Industry criticism has also focused on decades of ownership of nursing homes by private equity and other private investment firms, which prioritized profits for investors above the well-being of residents. These owners have long been accused of insufficiently staffing their facilities and underpaying workers.
Labor is one of the main expenses in the operation of a nursing home, Dr. Gandhi said. “It’s not a very high margin industry, in general,” he said. “Any facility trying to maximize profits is going to be thinking carefully about its staffing costs.”
Nursing home staffs have also shown resistance to getting vaccinated against the coronavirus, complicating efforts by public health officials and nursing homes to provide blanket immunization protection for an individual facility. If a nurse who was immunized leaves and is replaced, the facility will need to ensure the new employee is also vaccinated, especially given the reluctance of some workers to getting a coronavirus shot.

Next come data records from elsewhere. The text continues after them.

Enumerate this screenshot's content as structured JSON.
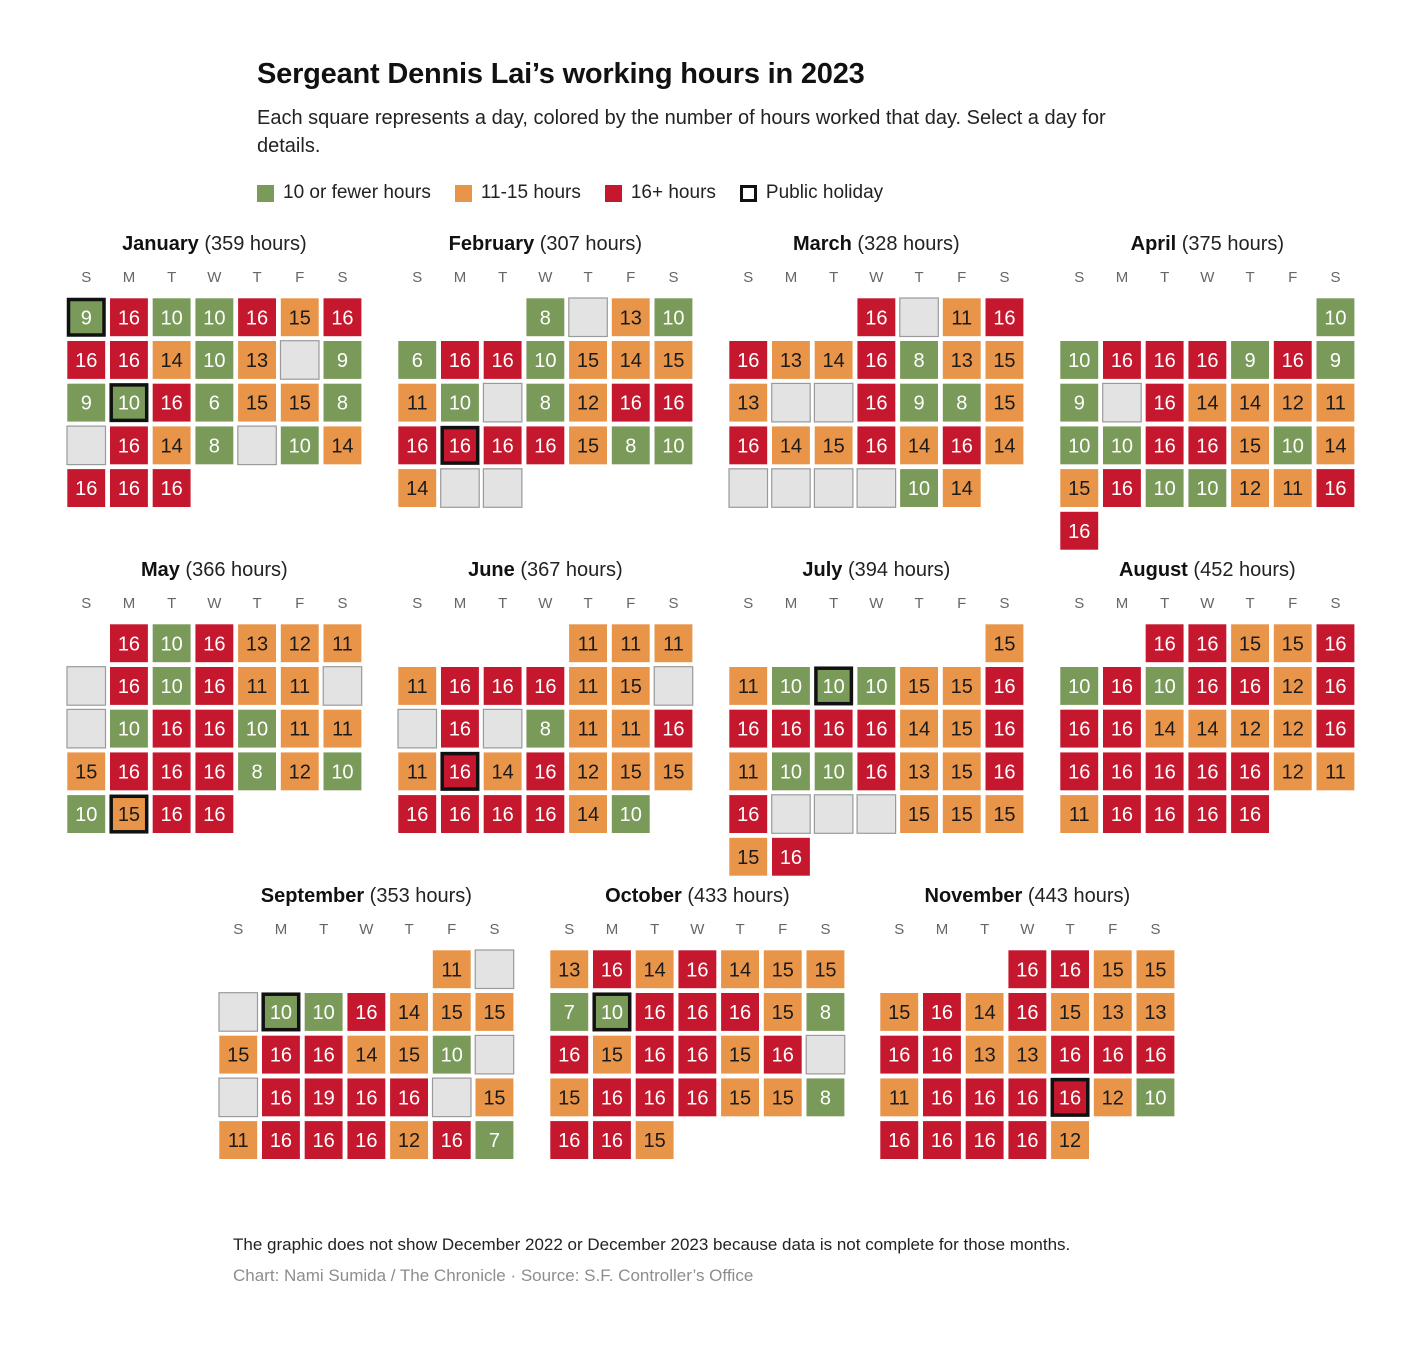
{
  "header": {
    "title": "Sergeant Dennis Lai’s working hours in 2023",
    "subtitle": "Each square represents a day, colored by the number of hours worked that day. Select a day for details."
  },
  "legend": {
    "items": [
      {
        "label": "10 or fewer hours",
        "key": "green"
      },
      {
        "label": "11-15 hours",
        "key": "orange"
      },
      {
        "label": "16+ hours",
        "key": "red"
      },
      {
        "label": "Public holiday",
        "key": "holiday"
      }
    ]
  },
  "colors": {
    "green": "#7a9a5a",
    "orange": "#e8954a",
    "red": "#c5182f",
    "empty": "#e3e3e3",
    "empty_border": "#9a9a9a",
    "holiday_border": "#111111"
  },
  "footer": {
    "note": "The graphic does not show December 2022 or December 2023 because data is not complete for those months.",
    "credit": "Chart: Nami Sumida / The Chronicle · Source: S.F. Controller’s Office"
  },
  "chart_data": {
    "type": "heatmap",
    "title": "Sergeant Dennis Lai’s working hours in 2023",
    "weekday_labels": [
      "S",
      "M",
      "T",
      "W",
      "T",
      "F",
      "S"
    ],
    "hours_suffix": "hours",
    "color_bins": [
      {
        "label": "10 or fewer hours",
        "max": 10,
        "color": "#7a9a5a"
      },
      {
        "label": "11-15 hours",
        "min": 11,
        "max": 15,
        "color": "#e8954a"
      },
      {
        "label": "16+ hours",
        "min": 16,
        "color": "#c5182f"
      }
    ],
    "months": [
      {
        "name": "January",
        "total_hours": 359,
        "start_weekday": 0,
        "days": [
          9,
          16,
          10,
          10,
          16,
          15,
          16,
          16,
          16,
          14,
          10,
          13,
          null,
          9,
          9,
          10,
          16,
          6,
          15,
          15,
          8,
          null,
          16,
          14,
          8,
          null,
          10,
          14,
          16,
          16,
          16
        ],
        "holidays": [
          1,
          16
        ]
      },
      {
        "name": "February",
        "total_hours": 307,
        "start_weekday": 3,
        "days": [
          8,
          null,
          13,
          10,
          6,
          16,
          16,
          10,
          15,
          14,
          15,
          11,
          10,
          null,
          8,
          12,
          16,
          16,
          16,
          16,
          16,
          16,
          15,
          8,
          10,
          14,
          null,
          null
        ],
        "holidays": [
          20
        ]
      },
      {
        "name": "March",
        "total_hours": 328,
        "start_weekday": 3,
        "days": [
          16,
          null,
          11,
          16,
          16,
          13,
          14,
          16,
          8,
          13,
          15,
          13,
          null,
          null,
          16,
          9,
          8,
          15,
          16,
          14,
          15,
          16,
          14,
          16,
          14,
          null,
          null,
          null,
          null,
          10,
          14
        ],
        "holidays": []
      },
      {
        "name": "April",
        "total_hours": 375,
        "start_weekday": 6,
        "days": [
          10,
          10,
          16,
          16,
          16,
          9,
          16,
          9,
          9,
          null,
          16,
          14,
          14,
          12,
          11,
          10,
          10,
          16,
          16,
          15,
          10,
          14,
          15,
          16,
          10,
          10,
          12,
          11,
          16,
          16
        ],
        "holidays": []
      },
      {
        "name": "May",
        "total_hours": 366,
        "start_weekday": 1,
        "days": [
          16,
          10,
          16,
          13,
          12,
          11,
          null,
          16,
          10,
          16,
          11,
          11,
          null,
          null,
          10,
          16,
          16,
          10,
          11,
          11,
          15,
          16,
          16,
          16,
          8,
          12,
          10,
          10,
          15,
          16,
          16
        ],
        "holidays": [
          29
        ]
      },
      {
        "name": "June",
        "total_hours": 367,
        "start_weekday": 4,
        "days": [
          11,
          11,
          11,
          11,
          16,
          16,
          16,
          11,
          15,
          null,
          null,
          16,
          null,
          8,
          11,
          11,
          16,
          11,
          16,
          14,
          16,
          12,
          15,
          15,
          16,
          16,
          16,
          16,
          14,
          10
        ],
        "holidays": [
          19
        ]
      },
      {
        "name": "July",
        "total_hours": 394,
        "start_weekday": 6,
        "days": [
          15,
          11,
          10,
          10,
          10,
          15,
          15,
          16,
          16,
          16,
          16,
          16,
          14,
          15,
          16,
          11,
          10,
          10,
          16,
          13,
          15,
          16,
          16,
          null,
          null,
          null,
          15,
          15,
          15,
          15,
          16
        ],
        "holidays": [
          4
        ]
      },
      {
        "name": "August",
        "total_hours": 452,
        "start_weekday": 2,
        "days": [
          16,
          16,
          15,
          15,
          16,
          10,
          16,
          10,
          16,
          16,
          12,
          16,
          16,
          16,
          14,
          14,
          12,
          12,
          16,
          16,
          16,
          16,
          16,
          16,
          12,
          11,
          11,
          16,
          16,
          16,
          16
        ],
        "holidays": []
      },
      {
        "name": "September",
        "total_hours": 353,
        "start_weekday": 5,
        "days": [
          11,
          null,
          null,
          10,
          10,
          16,
          14,
          15,
          15,
          15,
          16,
          16,
          14,
          15,
          10,
          null,
          null,
          16,
          19,
          16,
          16,
          null,
          15,
          11,
          16,
          16,
          16,
          12,
          16,
          7
        ],
        "holidays": [
          4
        ]
      },
      {
        "name": "October",
        "total_hours": 433,
        "start_weekday": 0,
        "days": [
          13,
          16,
          14,
          16,
          14,
          15,
          15,
          7,
          10,
          16,
          16,
          16,
          15,
          8,
          16,
          15,
          16,
          16,
          15,
          16,
          null,
          15,
          16,
          16,
          16,
          15,
          15,
          8,
          16,
          16,
          15
        ],
        "holidays": [
          9
        ]
      },
      {
        "name": "November",
        "total_hours": 443,
        "start_weekday": 3,
        "days": [
          16,
          16,
          15,
          15,
          15,
          16,
          14,
          16,
          15,
          13,
          13,
          16,
          16,
          13,
          13,
          16,
          16,
          16,
          11,
          16,
          16,
          16,
          16,
          12,
          10,
          16,
          16,
          16,
          16,
          12
        ],
        "holidays": [
          23
        ]
      }
    ]
  }
}
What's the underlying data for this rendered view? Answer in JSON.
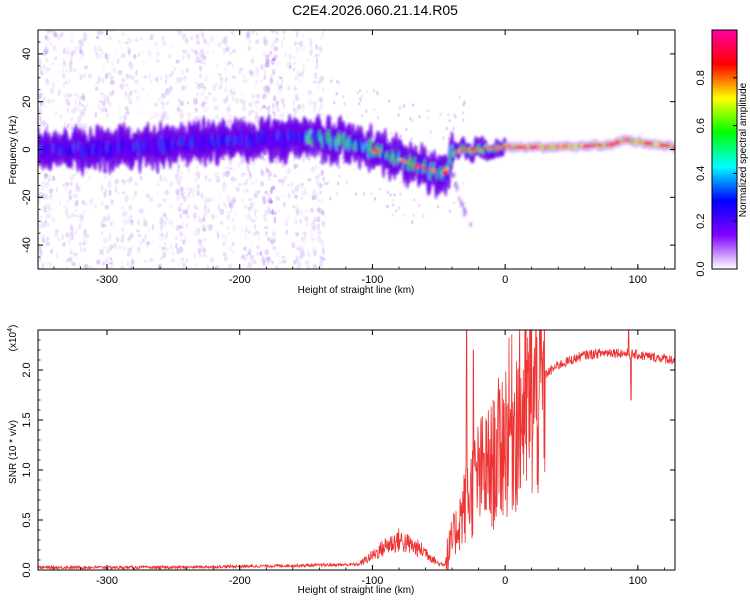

“Trying to do a one-shot vaccination push isn’t enough,” Dr. Gandhi said. “You need continued vaccination outreach.”
Registered nurses, who are the most skilled workers, had the highest rates of turnover, and turnover varied widely across facilities. Among the states with the highest rates were Oklahoma, Montana and Kansas. Facilities that had low-star ratings on Medicare’s website comparing nursing homes had the highest median turnover, and nursing homes with high ratings had the lowest turnover. Turnover was also higher at for-profit institutions, owned by chains and those serving Medicaid beneficiaries, according to the study.
Melissa Unger, the executive director at S.E.I.U. 503, an Oregon division of the Service Employees International Union, said nurses struggle to work at facilities with too few staff members to adequately care for the residents.